The only constant that has gone down in that same time is the price of gas. People seem to be less pessimistic about the U.S. economy right now, and maybe it’s high time they should be – the robust housing market and growing retail sales are reflections that consumers are ready to buy.

Still, many economists didn’t expect the April retail sales results to be so promising; expectations had tax hikes from earlier in the year putting a damper on consumer spending in the spring – but this was not the case. People didn’t cut back like the experts thought they would, and it goes to show that the payroll tax increase had very little to do with consumer spending.

The Next Two Weeks

The only hurdle that consumers are likely to face at the pump is just a couple weeks away as Memorial Day weekend approaches.

For this coming week, gas prices will increase slightly in most communities; probably more so in the plains states and on the West Coast, according to GasBuddy.com. The Great Lakes will see their prices hold in the higher end of the $3 per gallon range. And areas in the South will see little change this week; same with the East Coast, which may see just a slight rise or drop in price.

And this all comes from a rally in oil prices from where they were in April, accompanied by gasoline futures. And then there is the ‘seasonal anxiety’ that almost always is seen in the petroleum market ahead of the busy summer driving season.

But the good news is, once Memorial Day is behind us, consumers should feel free to plan that road trip as things should start to cool down.

By June, prices will find themselves in that mid-three dollar range and should find a comfortable balance throughout the remainder of the summer and into fall.

Change Gon’ Come

One major reason this downward trend hasn’t really taken off before is because there were some incidents last year at a few of the major refineries. But this year, with a little luck and a lack of unexpected refining problems, 2013 has gone on without a hitch.

And because of it, we’re beginning to see the role that rising crude oil inventories can have on the price of gas.
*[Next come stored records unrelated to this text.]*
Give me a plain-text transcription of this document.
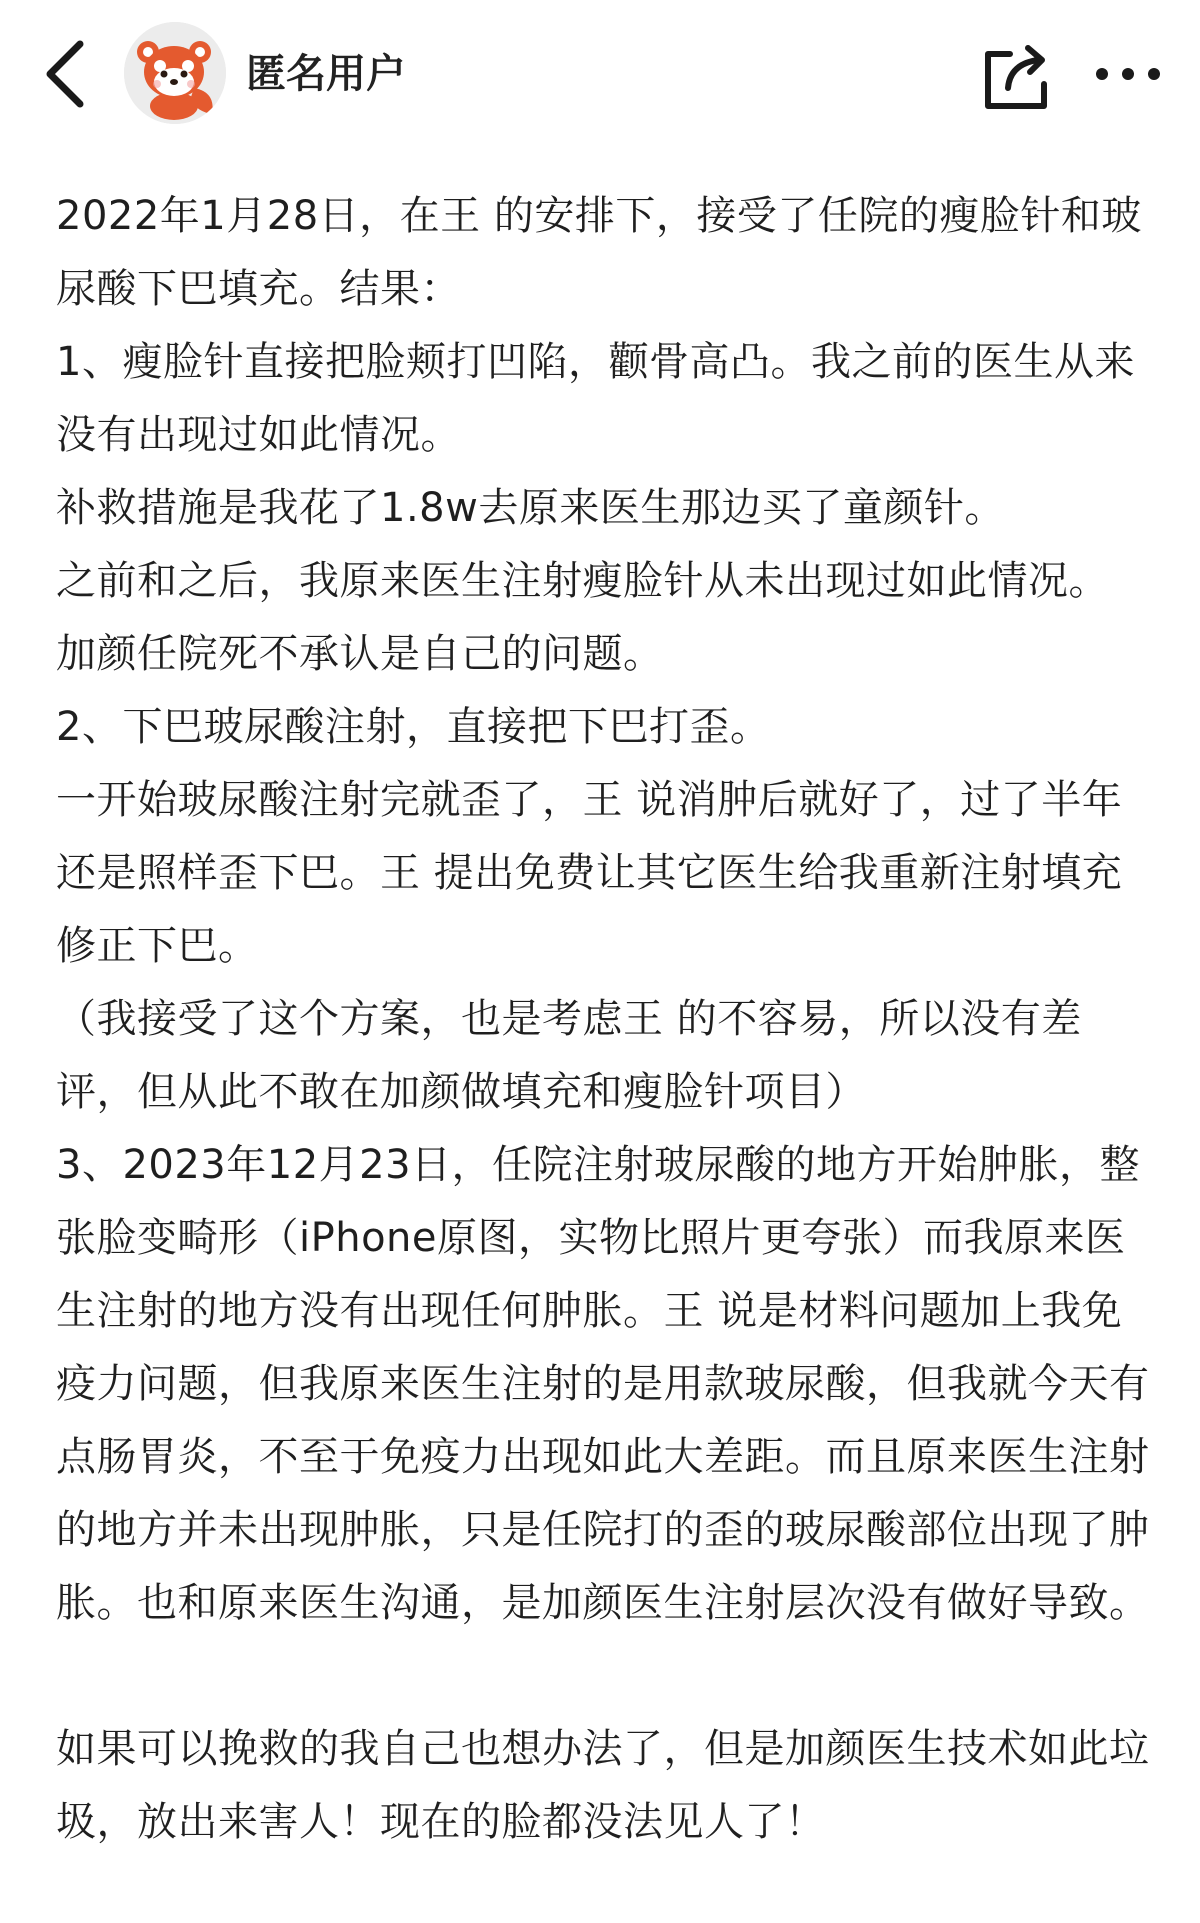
匿名用户

2022年1月28日，在王 的安排下，接受了任院的瘦脸针和玻尿酸下巴填充。结果：

1、瘦脸针直接把脸颊打凹陷，颧骨高凸。我之前的医生从来没有出现过如此情况。

补救措施是我花了1.8w去原来医生那边买了童颜针。

之前和之后，我原来医生注射瘦脸针从未出现过如此情况。

加颜任院死不承认是自己的问题。

2、下巴玻尿酸注射，直接把下巴打歪。

一开始玻尿酸注射完就歪了，王 说消肿后就好了，过了半年还是照样歪下巴。王 提出免费让其它医生给我重新注射填充修正下巴。

（我接受了这个方案，也是考虑王 的不容易，所以没有差评，但从此不敢在加颜做填充和瘦脸针项目）

3、2023年12月23日，任院注射玻尿酸的地方开始肿胀，整张脸变畸形（iPhone原图，实物比照片更夸张）而我原来医生注射的地方没有出现任何肿胀。王 说是材料问题加上我免疫力问题，但我原来医生注射的是用款玻尿酸，但我就今天有点肠胃炎，不至于免疫力出现如此大差距。而且原来医生注射的地方并未出现肿胀，只是任院打的歪的玻尿酸部位出现了肿胀。也和原来医生沟通，是加颜医生注射层次没有做好导致。

如果可以挽救的我自己也想办法了，但是加颜医生技术如此垃圾，放出来害人！现在的脸都没法见人了！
As for decreased consumer demand, U.S. consumers are slowly but surely beginning to change their habits. When drivers were forced to pay high gas prices in years gone by, it forced many Americans to take a step back and reevaluate spending habits.

And one way to curb those habits was at the pump – becoming more health conscious, making lifestyle changes, and taking advantage of fuel efficient vehicles. And now those changes are being realized.

But let’s face it; the economy is just starting to pick itself back up. There are still those out there that say it’s going to crash, and that alone can lead some to use less gas than they might otherwise.

The only thing that could get in the way of the U.S. having a great summer at the pump would likely be hurricane season; late July and into August is prime time for hurricanes, so any major storm could have an adverse effect on gas prices.

But barring that, it’s cool summer breezes and low, steady prices at the pump.

So go on, take that nice, long drive just for the hell of it. And while you’re at it, maybe think about putting some of that leftover change into the oil industry. It’s not going to do you wrong – not this year.